A week later, I joined him and the rest of the people he invited on the project. We began working and during that time, he gave me more and more responsibilities, which meant we spent more and more time together. One day, he was giving me a ride and I asked him why he was not dating anyone. He smiled and said that it was because he didn’t have time. While my flesh loved that smile and reminder of what I said to him, I felt the pause in my spirit, but I didn’t heed the warning. Something was off and I knew it, but I couldn’t figure it out at that time.
We kept working together in ministry and we also kept up this game of cat and mouse. He would move towards me then when I responded, he would back away. He would block other men from paying attention to me or talk trash when I pay attention to other men. I kept holding on to this bits of home and thought they all meant something. On and on we went.

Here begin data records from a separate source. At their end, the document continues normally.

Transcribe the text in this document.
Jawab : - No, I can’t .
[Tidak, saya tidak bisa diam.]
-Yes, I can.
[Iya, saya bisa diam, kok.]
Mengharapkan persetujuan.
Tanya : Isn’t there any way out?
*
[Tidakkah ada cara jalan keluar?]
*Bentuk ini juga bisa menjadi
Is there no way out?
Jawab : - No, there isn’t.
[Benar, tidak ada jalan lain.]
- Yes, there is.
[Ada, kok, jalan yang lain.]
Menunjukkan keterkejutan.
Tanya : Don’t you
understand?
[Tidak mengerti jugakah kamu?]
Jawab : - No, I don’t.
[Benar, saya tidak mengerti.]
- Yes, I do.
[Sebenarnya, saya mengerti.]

Two years later, a seminary friend of mine ended up attending an event where he was. After she met him, she pulled me to the side and said, “Girl, he is gay.” Afterwards, she schooled me on the men in ministry who experience so much discrimination in the body of Christ and so fear being exposed that they choose a beard to keep them covered. According to the Wisdom Daily, “In the early days of queer culture, a “beard” was a wife, girlfriend or female companion who acted (wittingly or not) as social cover for a closeted gay man.” Unfortunately, while the world may be more open in its thinking so beards are not necessary, the church is not.
While it took some time to deal with the reality of my situation because I had invested years in this friendship and because I was blindsided, I eventually healed and forgave. I eventually understood how the church puts people in this situation. Sharing this story is part of documenting that healing process.
The other reason why I am telling this story is because I feel that the church has got to get it right when it comes to our LGBTQIA brothers and sisters in Christ. I won’t belabor this. I’ll simply return to my favorite scripture in the Gospel of John. John 3:16 says in the KJV, “For God so loved the world, that he gave his only begotten Son, that WHOSOEVER believeth in him should not perish, but have everlasting life.” For the modern-day and/or seminary-trained folk, the NRSV says, “For God so loved the world that he gave his only Son, so that EVERYONE who believes in him may not perish but may have eternal life.”
My point is this. If God has not made a distinction of how people can get to heaven, except they believe, how can we?
Today, as you reflect, ask yourself, who are you trying to stop from getting to heaven or who are you not helping to get to heaven?